I calciatori – sottolinea il Dottor Mora – sviluppano la forma bulbare di SLA, con danni prevalenti al blocco facciale. I centrocampisti corrono più degli altri, prendono colpi in decine di contrasti. Hanno la massa magra più elevata, possono sovraccaricarsi di sforzi prolungati. Purtroppo la SLA prolifera anche nel football americano e stiamo per scandagliare anche il rugby…”.

Dei dati confermano la tesi del Dottor Mora. Riguardo al calcio infatti, su 8 calciatori malati di SLA, ci sono sei centrocampisti, un difensore e un attaccante. Balza all’occhio un fatto, non ci sono portieri e non solo in questo campione esaminato, ma in tutta la storia del calcio.
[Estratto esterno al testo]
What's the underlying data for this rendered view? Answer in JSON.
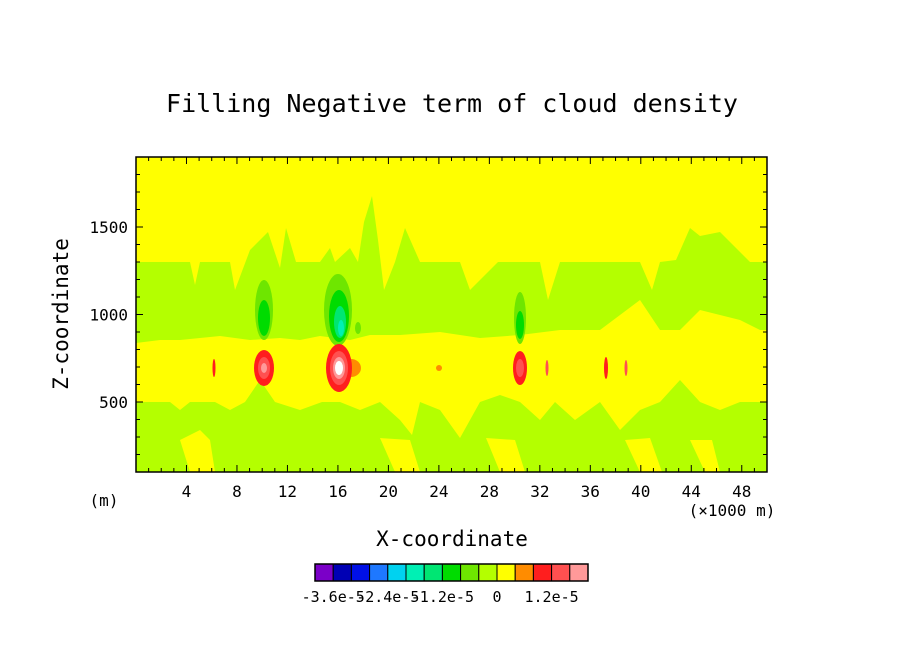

Nell’occhio del ciclone, come possibile causa, si è fatto riferimento anche al doping, ma una riflessione alquanto diretta tenderebbe a smentire questa ipotesi. Nel mondo del ciclismo (purtroppo) sono innumerevoli i casi registrati di coloro che per aumentare le prestazioni, fanno uso di sostanze illecite. Il dato però è significativo. Non si sono registrati casi di malati di SLA in questa disciplina.

La paura dei calciatori, lo spettro di questa malattia. L’incubo di appendere gli scarpini al chiodo e di uscire dalle scene non passa solo da un semplice ritiro. Il brivido di essere stati “contagiati” e i numeri che non lasciano troppa speranza, hanno destabilizzato l’ambiente.

E questo messaggio, passa anche dalle parole di Stefano Borgonovo rilasciate poco dopo la sua confessione: “Le statistiche fanno impressione. Bisogna farsi delle domande, bisogna capire il perché. Io amo troppo il calcio e mi rifiuto di pensare che la mia è una malattia del calcio. Anzi, se potessi, scenderei in campo, in cortile o all’oratorio e andrei a giocare”.